I have been doing some reading this term. Here are book reviews of the books I have read so far.
The Age of Stagnation by Satyajit Das
In Age of Stagnation Satyajit Das puts forward narratives from across the world showing how long-term economic stagnation is becoming a reality of our times. He discusses how the management of the Global Financial Crisis using quantitative easing and monetary policy has twisted incentives and the nature of risk taking in financial markets in the developed world. This obviously leads to misallocation of capital and inefficiencies. He then describes other forces like an ageing population, increasing automation, and their impact on consumption, which is the major driver of traditional economic growth in the West. Then there are environmental and natural constraints that create a paradox of infinite growth in a finite world, and the changing political climate across the world which is becoming more polarized and inward looking leading what he terms as reverse globalization. He also takes a look at emerging markets and the challenges they face from debt bubbles to poverty. It serves as a good introduction to the forces of change in the post-crisis world, and makes for an interesting read.
The (Mis)Behaviour of Markets by Benoit Mandelbrot
This is book by the great mathematician Benoit Mandelbrot is a must read for anybody, who wants to work in the financial markets. Mandelbrot has done a deep dive into understanding the behaviour of financial markets using mathematical tools he developed himself. He proposes there are patterns that markets follow and goes on to develop quantitative metrics to measure such patterns. The book as the author claims is not a silver bullet to make a huge profit in financial markets, but it does give insights like how volatility in markets tends to cluster or how one can model a price series using a few mathematical tool. He criticizes ideas in modern finance like mean-variance portfolio optimization and certain time-series techniques as they tend to underestimate risk and cannot relied upon in a complex system such as the financial markets. He introduces an interesting idea of scaling and shows how different price series regardless of their frequency (daily, monthly, annual) share similar characteristics. He also discusses the impact of price history in terms of two effects he calls the Joseph and Noah effects. I highly recommend this book to anyone who wants to understand how financial markets work and wants to invest wisely. In fact, I think it should be compulsory reading as a part of curriculum in finance alongside the typical financial theory that is taught.
The Rise and Fall of Nations by Ruchir Sharma
Ruchir Sharma a senior analyst at Morgan Stanley is known for his macroeconomic insights. His first book Breakout Nations was a bestseller, and provided a deep analysis of emerging across the world. He is now out with his second book The Rise and Fall of Nations in which he presents an analysis of various forces that shape progress in the post-crisis world. The book has ten chapters each exploring one aspect that helps to characterize progress a country has made. At the end of each chapter he provides a set of variables economic or otherwise, and a judgement heuristic associated with them. The book serves as an excellent introduction to the global economy, and the enterprising reader may even conduct their own analyses based Sharma’s insights as lot the data he uses is freely accessible through the websites various organizations.
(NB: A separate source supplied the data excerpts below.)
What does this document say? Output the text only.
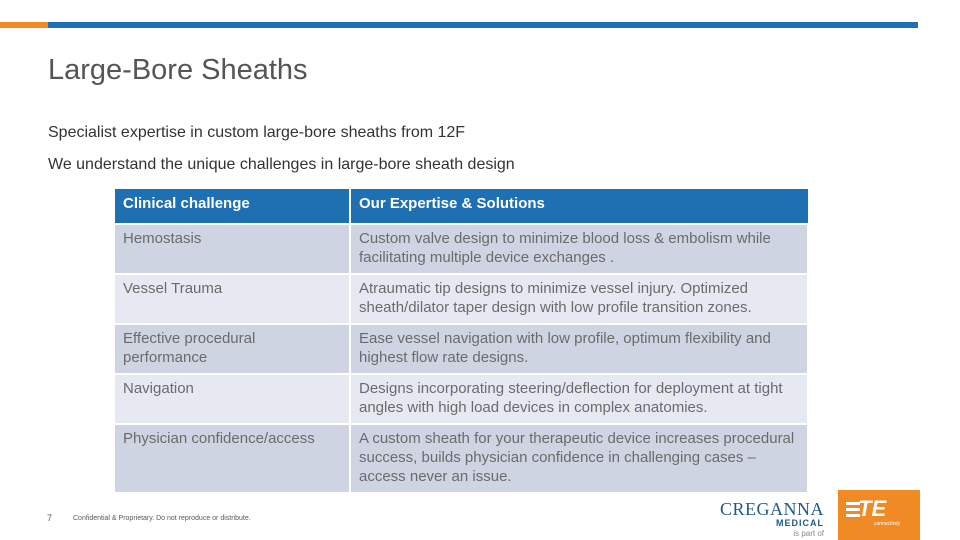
Large-Bore Sheaths
Specialist expertise in custom large-bore sheaths from 12F
We understand the unique challenges in large-bore sheath design
Clinical challenge	Our Expertise & Solutions
Hemostasis	Custom valve design to minimize blood loss & embolism while facilitating multiple device exchanges .
Vessel Trauma	Atraumatic tip designs to minimize vessel injury. Optimized sheath/dilator taper design with low profile transition zones.
Effective procedural performance	Ease vessel navigation with low profile, optimum flexibility and highest flow rate designs.
Navigation	Designs incorporating steering/deflection for deployment at tight angles with high load devices in complex anatomies.
Physician confidence/access	A custom sheath for your therapeutic device increases procedural success, builds physician confidence in challenging cases – access never an issue.
7	Confidential & Proprietary. Do not reproduce or distribute.	CREGANNA
MEDICAL
is part of
TE
connectivity
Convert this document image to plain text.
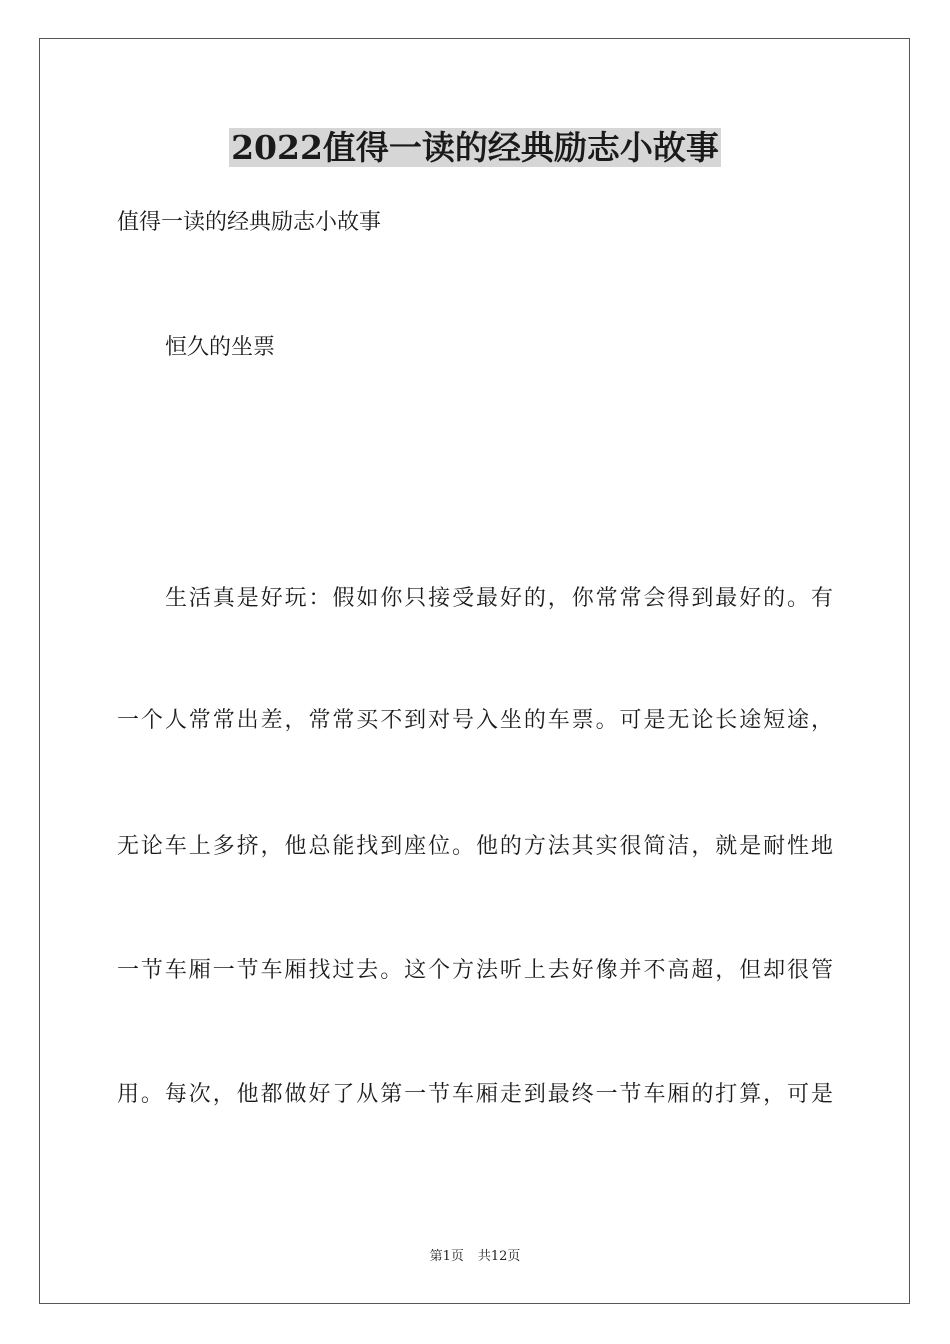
2022值得一读的经典励志小故事
值得一读的经典励志小故事
恒久的坐票
生活真是好玩：假如你只接受最好的，你常常会得到最好的。有
一个人常常出差，常常买不到对号入坐的车票。可是无论长途短途，
无论车上多挤，他总能找到座位。他的方法其实很简洁，就是耐性地
一节车厢一节车厢找过去。这个方法听上去好像并不高超，但却很管
用。每次，他都做好了从第一节车厢走到最终一节车厢的打算，可是
第1页 共12页
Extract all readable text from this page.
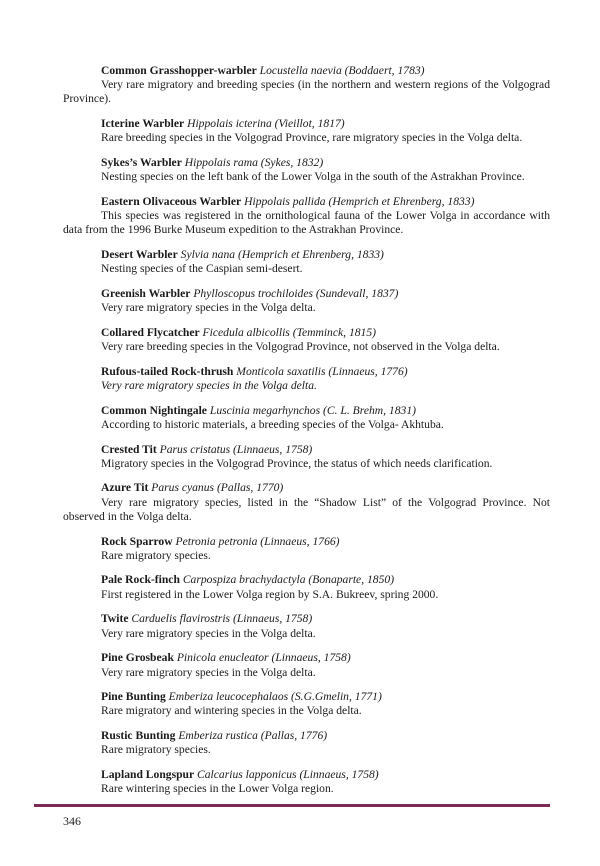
Common Grasshopper-warbler Locustella naevia (Boddaert, 1783)
Very rare migratory and breeding species (in the northern and western regions of the Volgograd Province).
Icterine Warbler Hippolais icterina (Vieillot, 1817)
Rare breeding species in the Volgograd Province, rare migratory species in the Volga delta.
Sykes’s Warbler Hippolais rama (Sykes, 1832)
Nesting species on the left bank of the Lower Volga in the south of the Astrakhan Province.
Eastern Olivaceous Warbler Hippolais pallida (Hemprich et Ehrenberg, 1833)
This species was registered in the ornithological fauna of the Lower Volga in accordance with data from the 1996 Burke Museum expedition to the Astrakhan Province.
Desert Warbler Sylvia nana (Hemprich et Ehrenberg, 1833)
Nesting species of the Caspian semi-desert.
Greenish Warbler Phylloscopus trochiloides (Sundevall, 1837)
Very rare migratory species in the Volga delta.
Collared Flycatcher Ficedula albicollis (Temminck, 1815)
Very rare breeding species in the Volgograd Province, not observed in the Volga delta.
Rufous-tailed Rock-thrush Monticola saxatilis (Linnaeus, 1776)
Very rare migratory species in the Volga delta.
Common Nightingale Luscinia megarhynchos (C. L. Brehm, 1831)
According to historic materials, a breeding species of the Volga- Akhtuba.
Crested Tit Parus cristatus (Linnaeus, 1758)
Migratory species in the Volgograd Province, the status of which needs clarification.
Azure Tit Parus cyanus (Pallas, 1770)
Very rare migratory species, listed in the “Shadow List” of the Volgograd Province. Not observed in the Volga delta.
Rock Sparrow Petronia petronia (Linnaeus, 1766)
Rare migratory species.
Pale Rock-finch Carpospiza brachydactyla (Bonaparte, 1850)
First registered in the Lower Volga region by S.A. Bukreev, spring 2000.
Twite Carduelis flavirostris (Linnaeus, 1758)
Very rare migratory species in the Volga delta.
Pine Grosbeak Pinicola enucleator (Linnaeus, 1758)
Very rare migratory species in the Volga delta.
Pine Bunting Emberiza leucocephalaos (S.G.Gmelin, 1771)
Rare migratory and wintering species in the Volga delta.
Rustic Bunting Emberiza rustica (Pallas, 1776)
Rare migratory species.
Lapland Longspur Calcarius lapponicus (Linnaeus, 1758)
Rare wintering species in the Lower Volga region.
346
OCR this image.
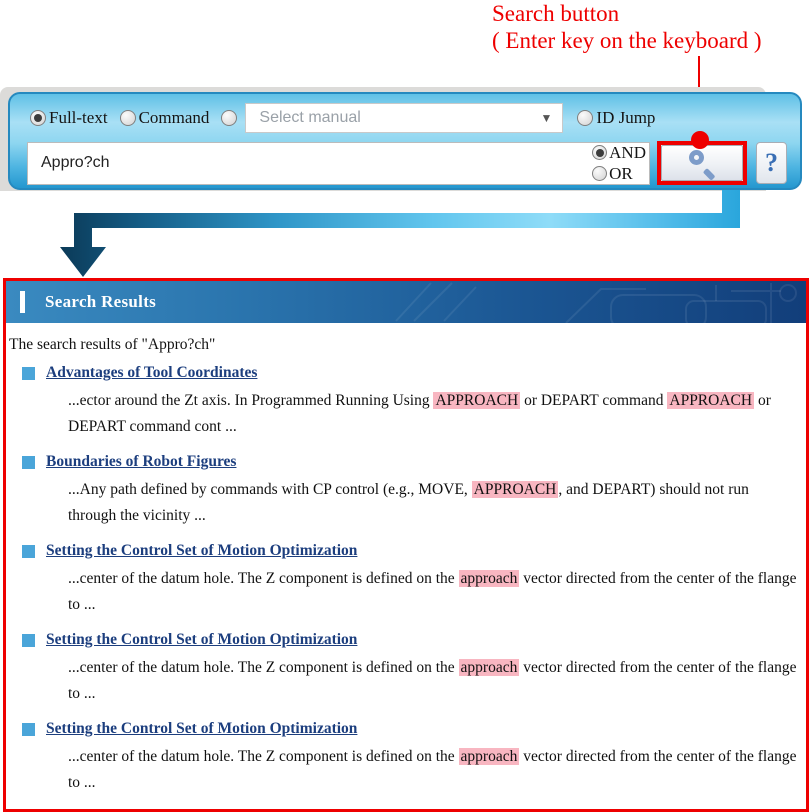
Search button
( Enter key on the keyboard )
Full-text Command	Select manual	▼	ID Jump
Appro?ch
AND
OR	?
Search Results
The search results of "Appro?ch"
Advantages of Tool Coordinates
...ector around the Zt axis. In Programmed Running Using APPROACH or DEPART command APPROACH or DEPART command cont ...
Boundaries of Robot Figures
...Any path defined by commands with CP control (e.g., MOVE, APPROACH , and DEPART) should not run through the vicinity ...
Setting the Control Set of Motion Optimization
...center of the datum hole. The Z component is defined on the approach vector directed from the center of the flange to ...
Setting the Control Set of Motion Optimization
...center of the datum hole. The Z component is defined on the approach vector directed from the center of the flange to ...
Setting the Control Set of Motion Optimization
...center of the datum hole. The Z component is defined on the approach vector directed from the center of the flange to ...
Arrow’s Impossibility Theorem by Amartya Sen and Eric Maskin
This is short book based on the Arrow lectures held at Columbia University. The lectures discussed in the book were delivered by economists Amartya Sen and Eric Maskin both of whom have won the Nobel Prize. The book discusses Arrow’s impossibility theorem and its consequences. It also discusses some extensions to the theorem that help develop techniques to improve social outcomes. Most of the book is highly accessible, and offers an eye opening insight into the workings of democratic societies, though the last chapter gets technical using concepts from measure theory to prove how the majority rule is stronger than any other rule in other words if one can find a rule that satisfies certain axioms (or rules) it can be shown that the majority rule satisfies them too. It is recommended for those, who are genuinely interested in the social sciences as it can be a bit formal in some places.
Persepolis by Marjane Satrapi
Persepolis is a memoir of the author Marjane Satrapi in which she describes her life as she grew up during Islamic Revolution in Iran, her experiences during the Iran-Iraq War when she had close brushes with death, her time in Austria where she experienced a very different life and finally her return to Iran. The book is full of interesting anecdotes as she makes her way through an Iran, which is becoming increasingly conservative, and the cultural shock she faces in Austria. The book is a graphic novel beautifully illustrated by Satrapi herself. Today, Satrapi lives in Paris, and writes for The New Yorker among other publications. I highly recommend this book to anyone and everyone. Read it before you get too old!